BEFORE: PAID IN MANGOES
Just 10 months ago, Fanny and her five children were symbols of hunger, poverty and desperation in a rural and remote community, short of opportunities.
In mid-2015, Fanny, a single mother, was living a life of hell (read the full story here).
Her four children had dropped out of school as a result of a drought. The food crisis that swept across her community, taking with it all the hopes and dreams families harboured, was on her doorstep.
In an attempt to scrape by, Fanny and her children worked bent over in the hot sun, pulling weeds, planting seeds and watering plants in other people’s gardens. For their labour, Fanny and her children were paid in mangoes.
She says that juggling for food in those desperate times made it very difficult to provide for her children’s school needs and led to the decisive point where they dropped out.
She further adds that watching her children feed on mangoes for breakfast, lunch and supper was a nightmare she never dreamed of.
SOME HELP: FOOD FOR ASSETS
Thanks to the partnership of the aid organisations: World Vision and World Food Programme (WFP), Fanny and her children were offered a lifeline.
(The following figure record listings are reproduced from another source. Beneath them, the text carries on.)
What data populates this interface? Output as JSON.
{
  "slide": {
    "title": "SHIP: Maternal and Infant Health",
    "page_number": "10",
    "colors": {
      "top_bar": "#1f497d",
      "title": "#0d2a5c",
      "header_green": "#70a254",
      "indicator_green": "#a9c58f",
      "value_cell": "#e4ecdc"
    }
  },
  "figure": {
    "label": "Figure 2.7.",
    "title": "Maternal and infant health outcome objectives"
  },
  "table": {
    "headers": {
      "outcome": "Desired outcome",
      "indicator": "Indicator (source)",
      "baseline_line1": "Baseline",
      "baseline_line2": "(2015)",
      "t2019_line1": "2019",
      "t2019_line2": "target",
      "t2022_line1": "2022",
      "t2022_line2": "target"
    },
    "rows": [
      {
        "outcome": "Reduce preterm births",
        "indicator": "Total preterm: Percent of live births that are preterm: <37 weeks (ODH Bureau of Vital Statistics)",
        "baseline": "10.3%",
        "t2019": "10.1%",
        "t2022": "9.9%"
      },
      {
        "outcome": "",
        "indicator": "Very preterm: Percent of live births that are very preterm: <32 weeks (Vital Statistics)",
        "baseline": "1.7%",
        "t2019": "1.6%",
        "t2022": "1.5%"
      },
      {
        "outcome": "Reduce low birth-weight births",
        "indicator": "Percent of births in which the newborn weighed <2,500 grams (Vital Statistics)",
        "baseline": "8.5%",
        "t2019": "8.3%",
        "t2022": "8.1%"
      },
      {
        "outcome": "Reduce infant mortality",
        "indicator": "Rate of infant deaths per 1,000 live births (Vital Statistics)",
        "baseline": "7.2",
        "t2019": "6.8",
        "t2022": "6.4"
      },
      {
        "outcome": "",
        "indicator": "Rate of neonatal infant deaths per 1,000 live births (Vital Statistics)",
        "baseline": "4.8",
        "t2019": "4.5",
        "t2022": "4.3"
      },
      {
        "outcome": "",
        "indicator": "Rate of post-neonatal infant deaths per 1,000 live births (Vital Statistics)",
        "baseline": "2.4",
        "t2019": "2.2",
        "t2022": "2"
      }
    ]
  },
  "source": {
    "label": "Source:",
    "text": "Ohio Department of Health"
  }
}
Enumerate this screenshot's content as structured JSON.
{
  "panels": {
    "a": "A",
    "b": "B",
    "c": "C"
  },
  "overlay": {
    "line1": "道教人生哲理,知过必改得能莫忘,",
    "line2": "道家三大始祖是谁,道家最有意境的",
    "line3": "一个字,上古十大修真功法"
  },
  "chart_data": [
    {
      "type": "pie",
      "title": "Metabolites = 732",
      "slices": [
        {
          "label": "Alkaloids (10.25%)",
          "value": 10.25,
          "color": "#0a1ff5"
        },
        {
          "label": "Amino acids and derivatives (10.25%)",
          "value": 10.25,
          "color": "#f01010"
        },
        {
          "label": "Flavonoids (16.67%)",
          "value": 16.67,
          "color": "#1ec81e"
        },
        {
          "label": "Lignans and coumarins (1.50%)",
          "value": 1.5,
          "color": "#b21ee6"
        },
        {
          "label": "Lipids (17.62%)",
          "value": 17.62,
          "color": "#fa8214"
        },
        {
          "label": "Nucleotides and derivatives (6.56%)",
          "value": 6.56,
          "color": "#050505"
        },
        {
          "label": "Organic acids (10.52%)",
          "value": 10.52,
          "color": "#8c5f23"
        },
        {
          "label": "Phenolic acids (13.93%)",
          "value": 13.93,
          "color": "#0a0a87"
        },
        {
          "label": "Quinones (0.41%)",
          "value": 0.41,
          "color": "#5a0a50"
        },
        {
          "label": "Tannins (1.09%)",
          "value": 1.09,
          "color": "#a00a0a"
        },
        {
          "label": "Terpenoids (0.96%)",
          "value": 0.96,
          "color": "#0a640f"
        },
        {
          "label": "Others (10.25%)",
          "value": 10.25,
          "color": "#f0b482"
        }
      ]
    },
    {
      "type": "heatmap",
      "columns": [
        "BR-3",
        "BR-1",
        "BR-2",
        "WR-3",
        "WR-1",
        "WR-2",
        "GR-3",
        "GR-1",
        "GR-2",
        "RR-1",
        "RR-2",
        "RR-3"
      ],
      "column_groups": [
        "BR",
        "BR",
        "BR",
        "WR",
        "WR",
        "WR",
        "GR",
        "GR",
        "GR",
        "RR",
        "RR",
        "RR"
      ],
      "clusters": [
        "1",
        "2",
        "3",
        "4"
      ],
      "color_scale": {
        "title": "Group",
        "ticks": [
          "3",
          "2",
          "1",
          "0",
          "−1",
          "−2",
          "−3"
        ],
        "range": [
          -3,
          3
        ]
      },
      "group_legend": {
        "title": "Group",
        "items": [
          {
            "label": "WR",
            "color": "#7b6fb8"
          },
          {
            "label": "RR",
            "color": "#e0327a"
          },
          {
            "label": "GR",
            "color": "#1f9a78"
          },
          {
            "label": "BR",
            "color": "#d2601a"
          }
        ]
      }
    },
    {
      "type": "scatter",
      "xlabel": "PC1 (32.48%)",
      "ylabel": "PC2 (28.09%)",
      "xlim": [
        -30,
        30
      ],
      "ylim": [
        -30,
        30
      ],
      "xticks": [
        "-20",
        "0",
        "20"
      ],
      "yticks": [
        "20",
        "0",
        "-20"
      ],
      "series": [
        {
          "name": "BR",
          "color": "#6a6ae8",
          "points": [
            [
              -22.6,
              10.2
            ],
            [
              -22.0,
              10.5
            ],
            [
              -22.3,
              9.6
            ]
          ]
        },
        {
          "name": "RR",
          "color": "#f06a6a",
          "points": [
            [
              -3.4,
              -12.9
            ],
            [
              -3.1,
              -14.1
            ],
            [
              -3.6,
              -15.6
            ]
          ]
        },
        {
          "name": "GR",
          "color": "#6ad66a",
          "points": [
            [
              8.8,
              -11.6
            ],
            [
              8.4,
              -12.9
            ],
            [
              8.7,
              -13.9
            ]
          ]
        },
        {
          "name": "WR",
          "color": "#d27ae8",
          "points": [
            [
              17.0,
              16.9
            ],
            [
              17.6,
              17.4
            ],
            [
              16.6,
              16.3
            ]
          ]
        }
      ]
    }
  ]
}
Fanny was registered in a Food For Asset programme, being implemented by World Vision, with support from WFP, where they have been: planting trees and creating fish dams, among other things.
In return, every month, since December, they have been receiving:
- 50 kg bag of maize
- 5 kgs of beans
- 2 litres of vegetable oil
A total of 3,200 households benefitted from the relief project.
NOW: FAST FORWARD TO SEPTEMBER 2016
Fanny and her children are still in need but with some hope.
While Fanny’s children returned to school, Fanny moved a step forward.
She started a smallscale business, cooking and selling banana fritters by the road close to their home.
“I never stopped going for piece work,” she starts, with a very big smile over her face. “So as I was going, this time around I wanted money to buy the children exercise books,” she says.
But when she got the money and bought the first set of books for all her children, Fanny remembered that they would soon come back asking for more when these ran out. She decided to venture into a small business that would generate some money.
“With the money I bought a packet of sugar, salt and bananas,” she says. And she further took out one kilogram of maize flour from the maize that she had received from World Vision.
Slowly but surely, her sales picked up.
On the first day, she managed to sell all her fritters.
The following day, she did not use her family’s maize flour. Instead, she purchased flour from the market and cooked some more fritters which she took to the road side for sale.
Just like the first day, the second one was equally a hit and she sold for 300 kwacha.
“So, every morning I have been cooking my fritters and taken some to the forest conservation site where I start selling before heading for the roadside,” says Fanny, who also adds that her older daughter, now in Grade 4, has also been taking the fritters to school and sells during breaks.
“I told myself that we can do better with our situation and maybe help the children”
As a proof of the gains she was making from the small business, Fanny counts one of her greatest joys as the day she bought her children pairs of plastic shoes.
“I told myself that we can do better with our situation and maybe help the children,” she narrates. “You see, in a village like this I do not dream of having a lot of money,” she says. “I just want my children to eat good food and go to school,” she adds.
Since the project started last year, 10,800 children have benefiting from the food for asset interventions in Malawi.